Experts say now is the time to stick to ‘high quality’ investments as stocks become more volatile ahead of the potential default
Consider customizing your 401K
Volatility in the stock market can affect your 401K, depending on your allocation from stocks to bonds.
Employees may therefore want to review and adjust where necessary the investments associated with their pension fund.
Equities have traditionally been riskier than bond investments and are more likely to fluctuate as the deadline approaches, meaning they will come under the most pressure.
As a result, experts recommend that you should consider increasing your bond allocation and sticking to high-quality investments.
Put your dreams of buying a home on hold
The average 30-year fixed home loan skyrocketed to 7.03 percent, according to Bankrate data for Tuesday
Homeowners could see mortgage rates rise to 8.4 percent by September, according to real estate platform Zillow.
In real terms, it would increase average mortgage repayments by 22 percent.
This week, the average mortgage interest rate rose above 7 percent for the first time since March.
As a result, experts recommend that homebuyers may want to wait for rates to stabilize before committing to an expensive deal.
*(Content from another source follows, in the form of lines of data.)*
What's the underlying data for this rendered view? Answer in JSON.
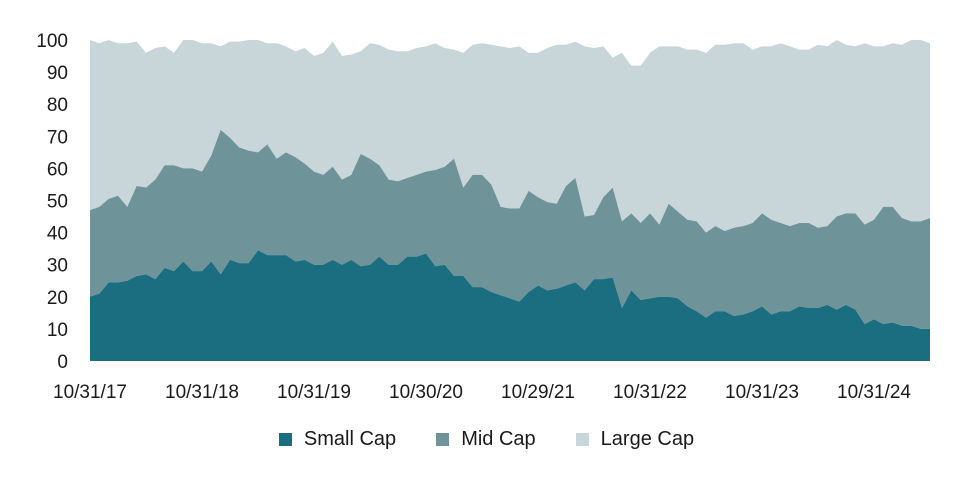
{
  "chart_data": {
    "type": "area",
    "stacked": true,
    "ylim": [
      0,
      100
    ],
    "yticks": [
      0,
      10,
      20,
      30,
      40,
      50,
      60,
      70,
      80,
      90,
      100
    ],
    "xticks": [
      "10/31/17",
      "10/31/18",
      "10/31/19",
      "10/30/20",
      "10/29/21",
      "10/31/22",
      "10/31/23",
      "10/31/24"
    ],
    "x_start": "10/31/17",
    "x_end": "6/30/25",
    "grid": false,
    "legend_position": "bottom",
    "series": [
      {
        "name": "Small Cap",
        "color": "#1b6e80",
        "values": [
          20,
          21,
          24.5,
          24.5,
          25,
          26.5,
          27,
          25.5,
          29,
          28,
          31,
          28,
          28,
          31,
          27,
          31.5,
          30.5,
          30.5,
          34.5,
          33,
          33,
          33,
          31,
          31.5,
          30,
          30,
          31.5,
          30,
          31.5,
          29.5,
          30,
          32.5,
          30,
          30,
          32.5,
          32.5,
          33.5,
          29.5,
          30,
          26.5,
          26.5,
          23,
          23,
          21.5,
          20.5,
          19.5,
          18.5,
          21.5,
          23.5,
          22,
          22.5,
          23.5,
          24.5,
          22,
          25.5,
          25.5,
          26,
          16.5,
          22,
          19,
          19.5,
          20,
          20,
          19.5,
          17,
          15.5,
          13.5,
          15.5,
          15.5,
          14,
          14.5,
          15.5,
          17,
          14.5,
          15.5,
          15.5,
          17,
          16.5,
          16.5,
          17.5,
          16,
          17.5,
          16,
          11.5,
          13,
          11.5,
          12,
          11,
          11,
          10,
          10
        ]
      },
      {
        "name": "Mid Cap",
        "color": "#6e9399",
        "values": [
          27,
          27,
          26,
          27,
          23,
          28,
          27,
          31,
          32,
          33,
          29,
          32,
          31,
          33,
          45,
          38,
          36,
          35,
          30.5,
          34.5,
          30,
          32,
          32.5,
          30,
          29,
          28,
          29,
          26.5,
          26.5,
          35,
          33,
          28.5,
          26.5,
          26,
          24.5,
          25.5,
          25.5,
          30,
          30.5,
          36.5,
          27.5,
          35,
          35,
          33.5,
          27.5,
          28,
          29,
          31.5,
          27.5,
          27.5,
          26.5,
          31,
          32.5,
          23,
          20,
          25.5,
          28,
          27,
          24,
          24,
          26.5,
          22.5,
          29,
          27,
          27,
          28,
          26.5,
          26.5,
          25,
          27.5,
          27.5,
          27.5,
          29,
          29.5,
          27.5,
          26.5,
          26,
          26.5,
          25,
          24.5,
          29,
          28.5,
          30,
          31,
          31,
          36.5,
          36,
          33.5,
          32.5,
          33.5,
          34.5
        ]
      },
      {
        "name": "Large Cap",
        "color": "#c8d6da",
        "values": [
          53,
          51,
          49.5,
          47.5,
          51,
          45,
          42,
          41,
          37,
          35,
          40,
          40,
          40,
          35,
          26,
          30,
          33,
          35,
          35,
          31.5,
          36,
          33,
          33,
          36,
          36,
          38,
          39,
          38.5,
          37.5,
          32,
          36,
          37.5,
          40.5,
          40.5,
          39.5,
          39.5,
          39,
          39.5,
          37,
          34,
          42,
          40.5,
          41,
          43.5,
          50,
          50,
          50.5,
          43,
          45,
          48,
          49.5,
          44,
          42.5,
          53,
          52,
          47,
          40.5,
          52.5,
          46,
          49,
          50,
          55.5,
          49,
          51.5,
          53,
          53.5,
          56,
          56.5,
          58,
          57.5,
          57,
          54,
          52,
          54,
          56,
          56,
          54,
          54,
          57,
          56,
          55,
          52.5,
          52,
          56.5,
          54,
          50,
          51,
          54,
          56.5,
          56.5,
          54.5
        ]
      }
    ]
  }
}
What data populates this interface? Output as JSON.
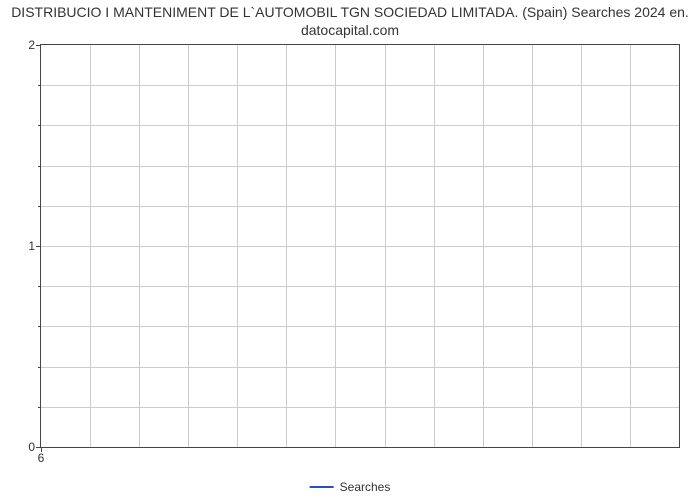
{
  "chart": {
    "type": "line",
    "title_line1": "DISTRIBUCIO I MANTENIMENT DE L`AUTOMOBIL TGN SOCIEDAD LIMITADA. (Spain) Searches 2024 en.",
    "title_line2": "datocapital.com",
    "title_fontsize": 14,
    "title_color": "#333333",
    "background_color": "#ffffff",
    "border_color": "#444444",
    "grid_color": "#cccccc",
    "axis_label_color": "#333333",
    "axis_label_fontsize": 12,
    "y_ticks": [
      0,
      1,
      2
    ],
    "y_minor_count_between": 4,
    "ylim_min": 0,
    "ylim_max": 2,
    "x_ticks": [
      6
    ],
    "x_grid_lines": 13,
    "series": [
      {
        "name": "Searches",
        "color": "#2b4ec7",
        "line_width": 2,
        "values": []
      }
    ],
    "legend": {
      "position": "bottom-center",
      "label": "Searches",
      "line_color": "#2b4ec7",
      "text_color": "#333333",
      "fontsize": 12
    }
  }
}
Jully-Alma Taveras, personal finance expert at InvestingLatina.com, said this means households may need to continue renting for the foreseeable future.
Artin Babayan, a home loan officer in Los Angeles, told me NPR“You’re going to see a dramatic drop in buyers and when that happens, you’re going to see home prices fall, several construction and home improvement projects shut down.”
Pay off your credit cards
A default could push up interest rates – meaning households should try to pay off their debts while they still can
A default could lead to an increase in US Treasury yields to account for the increased risk.
Treasury yields generally set the benchmark for interest rates, loans, credit cards and mortgages.
It means that the repayment rates on all these loans could increase even further.
If households are able to do so, it is advisable to pay off any debts to avoid rising borrowing costs.
In addition, it is best not to take out new loans, such as for a car, and wait for interest rates to settle.